When the guards arrived at the court, the executioner was ready to hang the tailor.
'Wait a minute! The court-servant stopped the executioner, conveyed the emperor's instructions to the judge, and at once ordered the humpback to be carried to the palace, together with the tailor, the Jewish doctor, the Christian merchant, and the steward. The judge, seeing the emperor, knelt down and kissed the ground, and reported the incident to the emperor. When the emperor heard this, he was surprised and excited.
At this time, a barber who had just entered the palace stood out and watched the scene. He is very strange.
'Your Majesty! The barber said, "Why are the tailor, the Christian merchant, the Jewish doctor, the Muslim steward, and the dead humpback here? What's the matter?"
The Emperor smiled and said, "Come, tell the barber what happened at the Hunchback's supper last night, and what the Christian merchant, the Jewish doctor, the butler, and the tailor said."
When the barber heard all this, he said, "This is a wonder among wonders!" Then he shook his head and said, "Let me see the hump." Then he sat down near the humpback, put his head in his lap, looked at it carefully, and suddenly laughed so hard that he almost fell to the ground. "Everyone dies for a reason," he said, "and the humpback's death is especially worth recording."
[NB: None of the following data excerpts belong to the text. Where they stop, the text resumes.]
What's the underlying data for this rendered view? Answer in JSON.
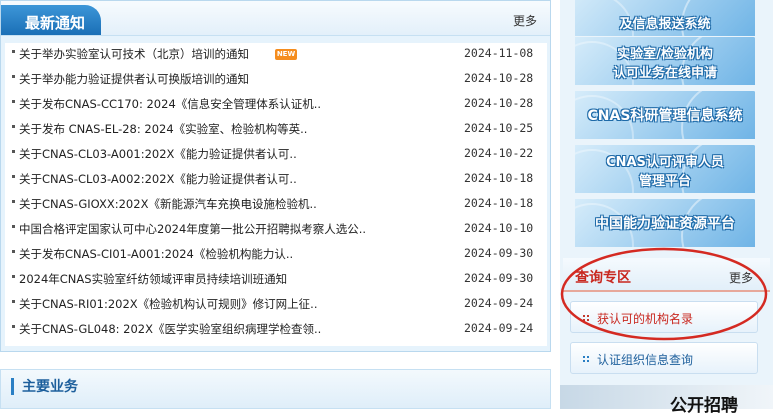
{
  "notices": {
    "title": "最新通知",
    "more_label": "更多",
    "new_badge": "NEW",
    "items": [
      {
        "title": "关于举办实验室认可技术（北京）培训的通知",
        "date": "2024-11-08",
        "is_new": true
      },
      {
        "title": "关于举办能力验证提供者认可换版培训的通知",
        "date": "2024-10-28"
      },
      {
        "title": "关于发布CNAS-CC170: 2024《信息安全管理体系认证机..",
        "date": "2024-10-28"
      },
      {
        "title": "关于发布 CNAS-EL-28: 2024《实验室、检验机构等英..",
        "date": "2024-10-25"
      },
      {
        "title": "关于CNAS-CL03-A001:202X《能力验证提供者认可..",
        "date": "2024-10-22"
      },
      {
        "title": "关于CNAS-CL03-A002:202X《能力验证提供者认可..",
        "date": "2024-10-18"
      },
      {
        "title": "关于CNAS-GIOXX:202X《新能源汽车充换电设施检验机..",
        "date": "2024-10-18"
      },
      {
        "title": "中国合格评定国家认可中心2024年度第一批公开招聘拟考察人选公..",
        "date": "2024-10-10"
      },
      {
        "title": "关于发布CNAS-CI01-A001:2024《检验机构能力认..",
        "date": "2024-09-30"
      },
      {
        "title": "2024年CNAS实验室纤纺领域评审员持续培训班通知",
        "date": "2024-09-30"
      },
      {
        "title": "关于CNAS-RI01:202X《检验机构认可规则》修订网上征..",
        "date": "2024-09-24"
      },
      {
        "title": "关于CNAS-GL048: 202X《医学实验室组织病理学检查领..",
        "date": "2024-09-24"
      }
    ]
  },
  "main_business": {
    "title": "主要业务"
  },
  "sidebar": {
    "banners": [
      {
        "line1": "",
        "line2": "及信息报送系统"
      },
      {
        "line1": "实验室/检验机构",
        "line2": "认可业务在线申请"
      },
      {
        "line1": "CNAS科研管理信息系统",
        "line2": ""
      },
      {
        "line1": "CNAS认可评审人员",
        "line2": "管理平台"
      },
      {
        "line1": "中国能力验证资源平台",
        "line2": ""
      }
    ],
    "query": {
      "title": "查询专区",
      "more_label": "更多",
      "buttons": [
        "获认可的机构名录",
        "认证组织信息查询"
      ]
    },
    "recruit_text": "公开招聘"
  },
  "colors": {
    "accent": "#1a6fb6",
    "highlight_red": "#d42a22",
    "page_bg": "#e6f3fc"
  }
}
His words and deeds puzzled everyone, and the emperor was no less puzzled.
"By your grace, Sire, this hunchback is not dead. He is still breathing." "Said the barber, taking a jar out of his bag, and opening it, he took out a bottle of eye-medicine, which he smeared with oil on the hunchback's neck. Then he took out an iron clamp, which he put carefully into the hunchback's throat, and brought out a piece of fish, covered with blood and bone. Suddenly the hunchback sneezed, and suddenly he got up. With great pride, he stretched out his hand and rubbed his face.
"Allah is the sole ruler and Muhammad is his apostle."
The Emperor and all the people laughed their heads off in amazement.
"By Allah," said the Emperor, "this is a wonderful thing. There is no stranger than this, my people," he continued: "Have you ever seen a man who died and came back to life? Had it not been for the barber, the hunchback would have faked his death."
"By Allah," they all said, "this is a miracle in a million."
Surprised, the emperor ordered the palace people to record the story of hunchback as historical documents. He rewarded the Jewish doctor, the Christian merchant, and the steward with a suit of fine clothes, and sent them all home. The tailor, the humpback, and the barber each received a suit of fine clothes from the Emperor. From then on, the tailors worked in the palace, drawing monthly salaries; The hunchback still accompanied the emperor, laughing and joking, and received a high salary; The barber, however, became the emperor's attendant, cutting hair for the emperor.
They each had their own job and lived comfortably and happily.